We can say thank you to Jesus!  Jayden's home!  We missed that active little boy!  But all that activity is back and he's on the go once again.  What a blessing that activity is!  Be thankful for your childrens energy.  It really is a gift from God.  The many trips I made to Childrens this week,  powerfully reminded me to keep life in perspective.  You are sooo reminded of how fragile life is!  To be thankful for simple things......like being able to walk, talk, smile, hug.  Loving unconditionally!  I can't seem to get enough of Jayden's ability to make me smile, to embrace life, to make others smile, to remind me again and again of what's really important.  Thank you Jesus for teaching me new stuff!  Thank you Jayden for reminding me to keep perspective....to love with new fervor....to embrace life.....to really love active little boys named Jayden!  (That's not hard!)

Thursday, July 8, 2010

Prayers for Jayden

Once again we're playing a waiting game! Jayden is back at the ER this morning. Please pray for our little boy. He was home for one night, but continued to throw up. It was exciting to see him in his home last night. He didn't feel well, that was for sure. But to see his sweet smile was worth it!

Dear Jesus, we don't really get it, why does Jayden have to suffer like this? Touch this little boy in a powerful way this morning. Your hand and your touch is powerful, we believe in the power of God. In Psalm 61 your word says ~ O God listen to my cry! Hear my prayer! From the ends of the earth, I will cry to you for help, for my heart is overwhelmed. Lead me to the towering rock of safety, for you are my safe refuge, a fortress where my enemies cannot reach me. Let me live forever in your sanctuary, safe beneath the shelter of your wings! We continue to lift Jayden up to you and we say thank you!

Monday, July 5, 2010

Jayden's eyes

As I've watched Jayden begin to heal this past week. I couldn't help but notice his eyes. I've found myself really looking into them. His eyes, about a week ago were distant and unfocused and it was unbearable to see them looking like that. But as this week has progressed it's been wonderful to see his beautiful blue eyes begin once again to sparkle.
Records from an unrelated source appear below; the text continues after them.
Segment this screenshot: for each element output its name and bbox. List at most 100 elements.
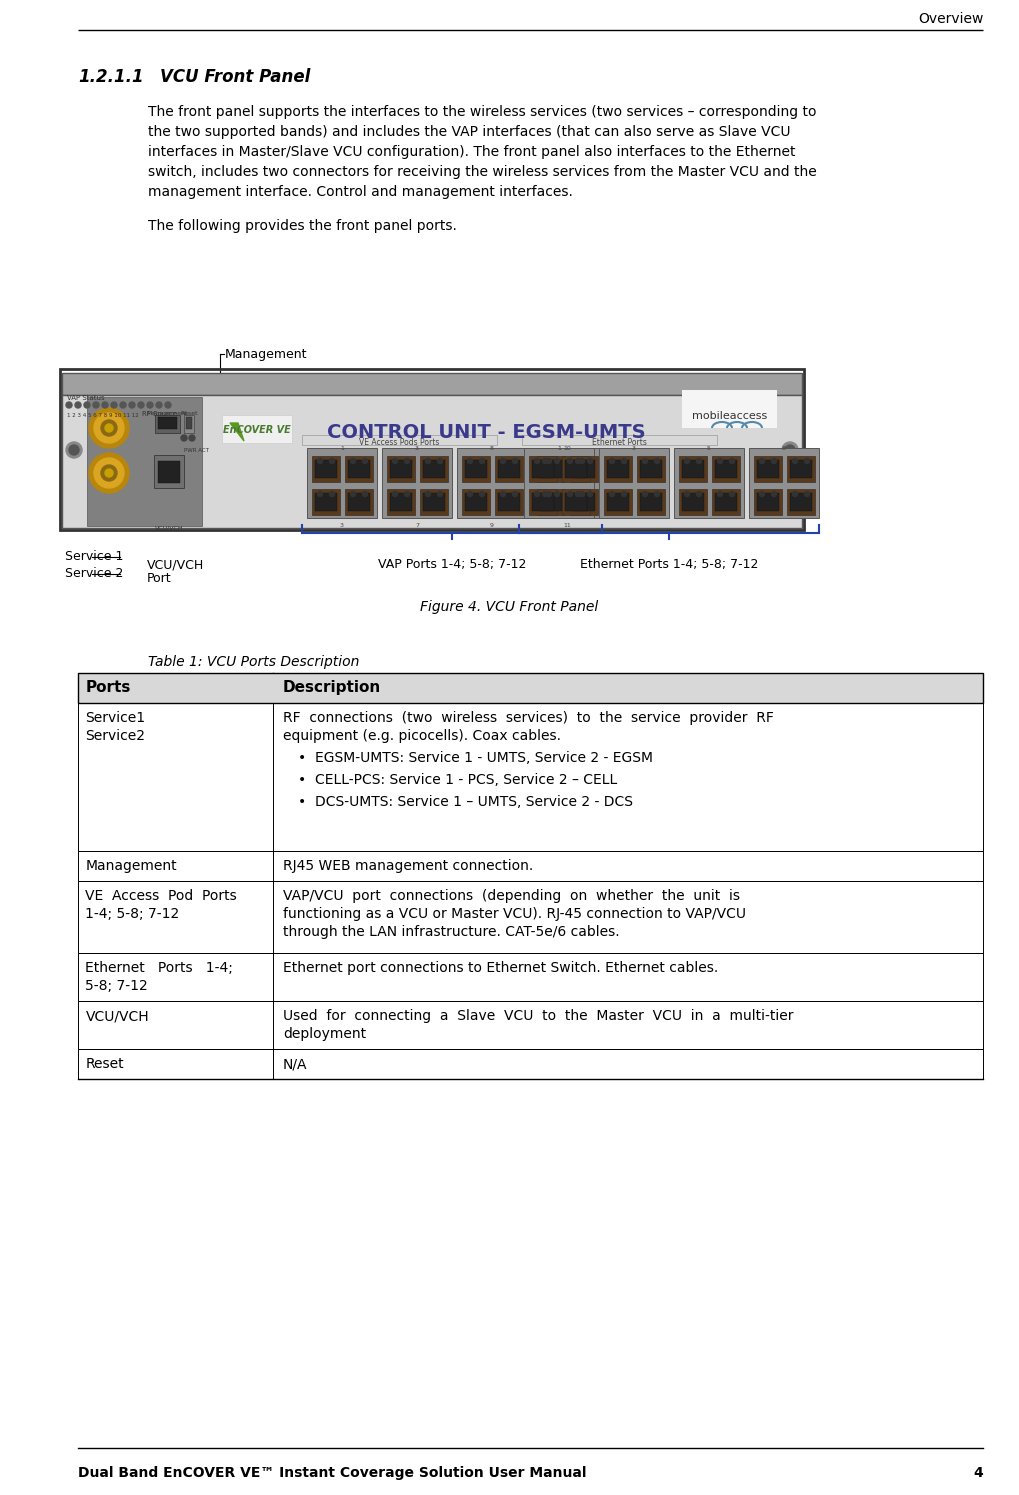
Bar [387, 456, 415, 481]
Circle shape [622, 459, 627, 463]
Circle shape [759, 459, 764, 463]
Circle shape [147, 402, 153, 408]
Circle shape [804, 492, 809, 496]
Circle shape [793, 492, 798, 496]
Text: CONTROL UNIT - EGSM-UMTS: CONTROL UNIT - EGSM-UMTS [327, 423, 646, 443]
Circle shape [426, 459, 430, 463]
Circle shape [392, 492, 397, 496]
Bar [498, 493, 520, 511]
Text: 1 2 3 4 5 6 7 8 9 10 11 12: 1 2 3 4 5 6 7 8 9 10 11 12 [67, 413, 139, 419]
Text: Management: Management [86, 860, 177, 873]
Circle shape [513, 492, 518, 496]
Bar [390, 460, 412, 478]
Circle shape [685, 459, 690, 463]
Bar [348, 460, 370, 478]
Circle shape [588, 492, 592, 496]
Circle shape [351, 459, 356, 463]
Circle shape [643, 492, 647, 496]
Circle shape [717, 492, 722, 496]
Text: 4: 4 [973, 1467, 983, 1480]
Circle shape [717, 459, 722, 463]
Circle shape [535, 459, 539, 463]
Bar [498, 460, 520, 478]
Bar [604, 456, 632, 481]
Circle shape [771, 492, 776, 496]
Bar [532, 448, 602, 517]
Circle shape [554, 492, 559, 496]
Circle shape [568, 492, 573, 496]
Circle shape [66, 402, 72, 408]
Circle shape [685, 492, 690, 496]
Text: Port: Port [147, 573, 171, 585]
Bar [573, 460, 595, 478]
Text: 10: 10 [564, 446, 571, 451]
Text: The front panel supports the interfaces to the wireless services (two services –: The front panel supports the interfaces … [148, 105, 816, 120]
Bar [382, 448, 452, 517]
Circle shape [576, 459, 581, 463]
Bar [637, 489, 665, 514]
Bar [754, 456, 782, 481]
Text: 1: 1 [557, 446, 560, 451]
Bar [154, 454, 184, 487]
Text: •  CELL-PCS: Service 1 - PCS, Service 2 – CELL: • CELL-PCS: Service 1 - PCS, Service 2 –… [298, 773, 618, 786]
Bar [307, 448, 377, 517]
Polygon shape [230, 423, 244, 441]
Bar [565, 493, 587, 511]
Text: deployment: deployment [283, 1027, 366, 1041]
Text: 1-4; 5-8; 7-12: 1-4; 5-8; 7-12 [86, 907, 179, 921]
Text: Ethernet port connections to Ethernet Switch. Ethernet cables.: Ethernet port connections to Ethernet Sw… [283, 961, 718, 975]
Bar [423, 493, 445, 511]
Bar [465, 460, 487, 478]
Text: VAP Status: VAP Status [67, 395, 105, 401]
Bar [78, 703, 983, 851]
Circle shape [759, 492, 764, 496]
Text: Ethernet Ports: Ethernet Ports [592, 438, 646, 447]
Circle shape [138, 402, 144, 408]
Text: Reset: Reset [86, 1057, 124, 1070]
Circle shape [66, 443, 82, 457]
Bar [532, 493, 554, 511]
Bar [462, 456, 490, 481]
Circle shape [654, 492, 659, 496]
Circle shape [480, 459, 484, 463]
Bar [570, 489, 598, 514]
Text: EnCOVER VE: EnCOVER VE [223, 425, 290, 435]
Bar [607, 493, 629, 511]
Bar [302, 435, 497, 446]
Text: switch, includes two connectors for receiving the wireless services from the Mas: switch, includes two connectors for rece… [148, 164, 816, 179]
Text: interfaces in Master/Slave VCU configuration). The front panel also interfaces t: interfaces in Master/Slave VCU configura… [148, 145, 795, 158]
Text: VAP/VCU  port  connections  (depending  on  whether  the  unit  is: VAP/VCU port connections (depending on w… [283, 890, 740, 903]
Circle shape [500, 459, 505, 463]
Circle shape [546, 459, 551, 463]
Text: Dual Band EnCOVER VE™ Instant Coverage Solution User Manual: Dual Band EnCOVER VE™ Instant Coverage S… [78, 1467, 587, 1480]
Circle shape [156, 402, 162, 408]
Text: management interface. Control and management interfaces.: management interface. Control and manage… [148, 185, 573, 199]
Bar [62, 395, 802, 528]
Bar [184, 416, 194, 434]
Text: through the LAN infrastructure. CAT-5e/6 cables.: through the LAN infrastructure. CAT-5e/6… [283, 925, 620, 939]
Text: equipment (e.g. picocells). Coax cables.: equipment (e.g. picocells). Coax cables. [283, 730, 561, 743]
Text: 5: 5 [707, 446, 711, 451]
Bar [682, 460, 704, 478]
Circle shape [771, 459, 776, 463]
Circle shape [437, 459, 442, 463]
Bar [529, 489, 557, 514]
Circle shape [546, 492, 551, 496]
Circle shape [804, 459, 809, 463]
Bar [562, 456, 590, 481]
Bar [640, 493, 662, 511]
Bar [749, 448, 819, 517]
Bar [312, 489, 340, 514]
Bar [682, 390, 777, 428]
Bar [524, 448, 594, 517]
Bar [562, 489, 590, 514]
Bar [607, 460, 629, 478]
Bar [679, 456, 707, 481]
Circle shape [513, 459, 518, 463]
Text: 3: 3 [415, 446, 419, 451]
Circle shape [69, 446, 79, 454]
Bar [158, 417, 177, 429]
Text: Overview: Overview [918, 12, 983, 25]
Circle shape [318, 492, 322, 496]
Bar [78, 1049, 983, 1079]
That gleam that was once there, is back again. I love to see his eyes when he smiles. He smiles with his eyes. His eyes light up a room. So I thank the Lord for Jayden and his beautiful blue eyes. I pray that his life and what he has been through the past 2 weeks, will not be in vain but that God will use him to shine His light. That his eyes will reflect those of Jesus. As I look into Jayden's eyes, I pray that I will see love, love of a little boy, love of Jesus. I'm so thankful that Jayden is going to be coming home soon. He will be running around his back yard and driving his truck and smiling with those big beautiful blue eyes. I can't think of anything better. I can only say thank you Jesus for this little boy who is a special gift, who reminds me every day what's really important.